In the specific domain of XML documents, proposals for query languages are in their infancy. Several preliminary contributions and position papers are collected in . Among the discussed approaches, we review XML-QL , XQL  by Microsoft, Texcel, and webMethods, XQuery by Inso , and XQL  by Fujitsu.
The XML-QL language  has been submitted for evaluation to the WWW Consortium by a pool of researchers. XML-QL provides a textual syntax for writing queries that construct new XML documents from target documents. The expressive power of XML-QL is comparable to that of XML-GL, but the former has a different syntactic flavor based on the use of pattern-matching expressions and variables ranging over content and tag names to extract content from target documents and embed it into the result of a query.
The XML Query Language (XQL)  is a notation proposed by several companies for addressing and filtering the elements and text of XML documents. XQL is an extension to the XSL pattern syntax . The basic idea is to provide a syntax to locate nodes (elements and text) within an XML document, using a notation inspired by directory path expressions. XQL relies on path expressions, filters, and methods to achieve an effect similar to the extract-match part of an XML-GL query. Conversely, there is no counterpart in XQL for the construction of new documents, as provided by the clip-construct part of XML-GL queries.

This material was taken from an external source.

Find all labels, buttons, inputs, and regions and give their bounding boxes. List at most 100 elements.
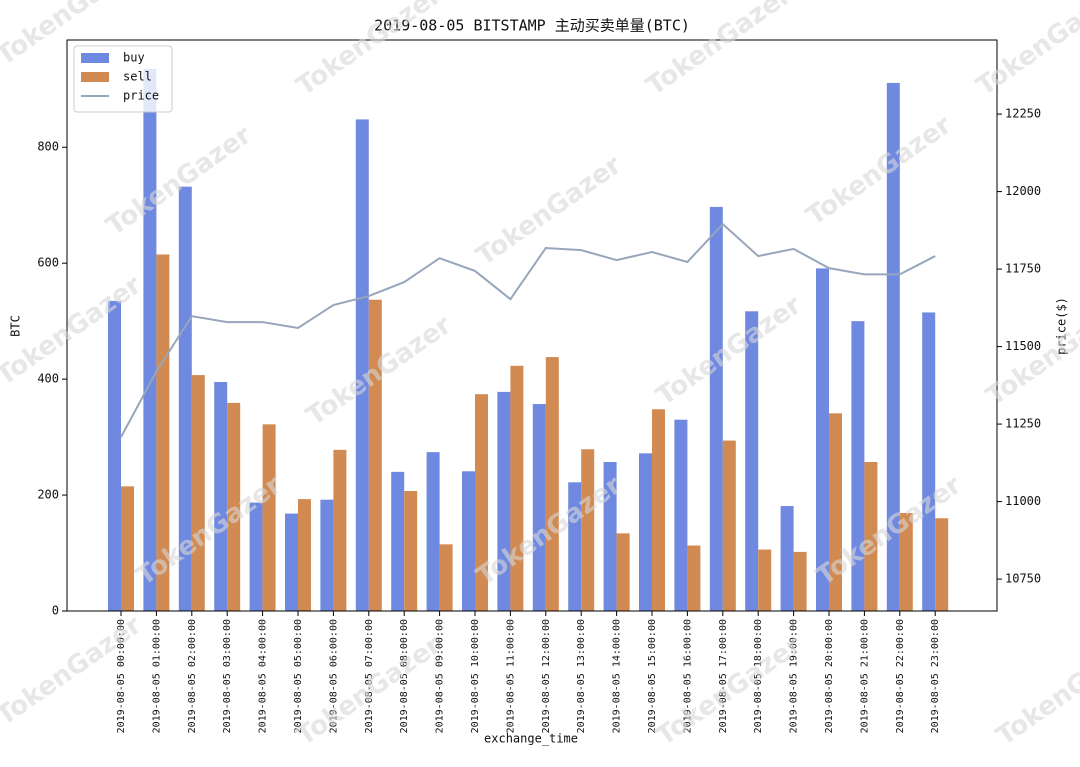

XQuery  is a query language proposed by Inso Corporation for extracting information from XML documents. XQuery draws its syntax from the XPointer document linking language . XQuery provides a rich type system for representing XML content and defines the output of queries as locations, which can be sets of XML elements, attributes, or spans of text. A query consists of a sequence of steps: each step selects nodes, either in absolute terms or based on the output of the preceding step. Examples of steps are: ``select the element with the given id'' or ``select from among the direct children of the current location''. Sequences of steps are joined by the dot operator, like in OQL path expressions. XQuery most advanced features address the use of links in queries and of regular expressions to write order-sensitive queries.

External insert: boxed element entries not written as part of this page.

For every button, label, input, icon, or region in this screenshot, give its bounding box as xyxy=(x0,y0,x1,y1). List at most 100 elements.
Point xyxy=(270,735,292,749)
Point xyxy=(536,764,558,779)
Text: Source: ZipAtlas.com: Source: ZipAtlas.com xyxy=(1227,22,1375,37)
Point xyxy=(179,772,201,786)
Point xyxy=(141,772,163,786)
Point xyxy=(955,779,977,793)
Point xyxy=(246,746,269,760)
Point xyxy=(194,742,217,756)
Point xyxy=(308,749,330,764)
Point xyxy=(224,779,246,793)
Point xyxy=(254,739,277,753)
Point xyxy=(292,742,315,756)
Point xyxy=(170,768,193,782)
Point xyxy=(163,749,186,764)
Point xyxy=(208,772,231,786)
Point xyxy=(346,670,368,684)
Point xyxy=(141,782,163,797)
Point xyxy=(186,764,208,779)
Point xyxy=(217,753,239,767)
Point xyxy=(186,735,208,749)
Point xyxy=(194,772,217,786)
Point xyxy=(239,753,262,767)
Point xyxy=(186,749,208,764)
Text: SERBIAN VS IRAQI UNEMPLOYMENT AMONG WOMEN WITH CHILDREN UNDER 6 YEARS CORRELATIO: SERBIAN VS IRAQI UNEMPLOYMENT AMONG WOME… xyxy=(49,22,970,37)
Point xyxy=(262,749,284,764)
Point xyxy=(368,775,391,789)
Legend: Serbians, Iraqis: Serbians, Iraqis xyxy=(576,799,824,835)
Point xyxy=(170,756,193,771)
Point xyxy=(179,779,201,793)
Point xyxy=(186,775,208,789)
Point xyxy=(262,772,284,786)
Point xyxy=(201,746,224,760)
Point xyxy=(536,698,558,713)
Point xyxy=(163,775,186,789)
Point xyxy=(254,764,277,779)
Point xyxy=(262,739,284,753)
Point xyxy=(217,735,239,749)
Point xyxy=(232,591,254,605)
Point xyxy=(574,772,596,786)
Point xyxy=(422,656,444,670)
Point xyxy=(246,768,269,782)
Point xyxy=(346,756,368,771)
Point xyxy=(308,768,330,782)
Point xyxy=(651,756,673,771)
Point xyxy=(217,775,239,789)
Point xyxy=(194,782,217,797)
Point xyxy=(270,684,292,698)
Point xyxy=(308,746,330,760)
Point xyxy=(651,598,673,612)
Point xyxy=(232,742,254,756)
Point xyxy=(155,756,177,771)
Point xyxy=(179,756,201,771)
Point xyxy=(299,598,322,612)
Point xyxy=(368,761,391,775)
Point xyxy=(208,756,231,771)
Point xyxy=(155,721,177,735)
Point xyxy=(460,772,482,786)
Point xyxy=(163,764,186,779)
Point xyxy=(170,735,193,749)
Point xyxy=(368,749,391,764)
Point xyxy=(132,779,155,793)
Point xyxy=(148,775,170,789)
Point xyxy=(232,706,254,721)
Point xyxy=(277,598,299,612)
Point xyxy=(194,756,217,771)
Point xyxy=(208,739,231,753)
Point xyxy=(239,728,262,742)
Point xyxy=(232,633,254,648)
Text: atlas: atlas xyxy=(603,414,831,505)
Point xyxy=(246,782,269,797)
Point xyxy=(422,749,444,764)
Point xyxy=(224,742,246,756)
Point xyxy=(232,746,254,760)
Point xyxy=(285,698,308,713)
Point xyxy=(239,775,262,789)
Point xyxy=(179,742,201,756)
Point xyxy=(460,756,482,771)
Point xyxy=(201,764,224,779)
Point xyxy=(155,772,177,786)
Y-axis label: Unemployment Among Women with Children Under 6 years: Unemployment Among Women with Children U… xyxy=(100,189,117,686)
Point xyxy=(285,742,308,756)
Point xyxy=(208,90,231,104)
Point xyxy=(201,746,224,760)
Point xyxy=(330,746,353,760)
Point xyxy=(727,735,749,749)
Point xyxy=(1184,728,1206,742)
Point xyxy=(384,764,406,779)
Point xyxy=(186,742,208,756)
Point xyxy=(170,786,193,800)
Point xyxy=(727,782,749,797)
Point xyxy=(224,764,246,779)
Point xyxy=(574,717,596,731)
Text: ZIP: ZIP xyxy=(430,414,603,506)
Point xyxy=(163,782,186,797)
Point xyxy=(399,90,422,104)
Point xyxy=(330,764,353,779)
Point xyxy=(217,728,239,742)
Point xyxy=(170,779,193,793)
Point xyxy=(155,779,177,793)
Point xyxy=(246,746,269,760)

XQL  by Fujitsu takes a different approach to XML document querying, by proposing a syntax which extends well-known database query languages (SQL and OQL) to address the features of XML data. XQL has a select-from-where construct extended with tag variables, path expressions, and URL specification. XQL also includes primitive for the construction of output documents (inclusive of grouping) comparable to the construct-clip part of XML-GL queries.
XML-GL is a sophisticated, but intuitive, visual language for querying XML data sources. It draws its unique features from an original combination of orthogonal, natural primitives for visualizing DTDs and documents, extracting their content, producing new content from extracted data, and formatting query results in complex ways. The use of a visual interface and language for querying XML-based Web documents seems very appealing.
Our research activity will concentrate on the following directions. We will consolidate the language and design a textual version with equivalent expressive power; we have great interest in using a query language jointly designed by the Web community, but a consensual language has to emerge and the language should support our graphical constructs in a natural way. We will also address the requirements not currently satisfied by our proposal, such as queries over arbitrarily linked documents and metadata, and flexible query interpretation and expansion for non-exact document matching. Finally, we will concentrate on the deployment of the language within a Web-based visual environment, by studying an effective query interface supporting the automatic display of DTDs and/or documents and a collection of graphical primitives for clipping and dragging schema elements and for incrementally constructing the query graphs.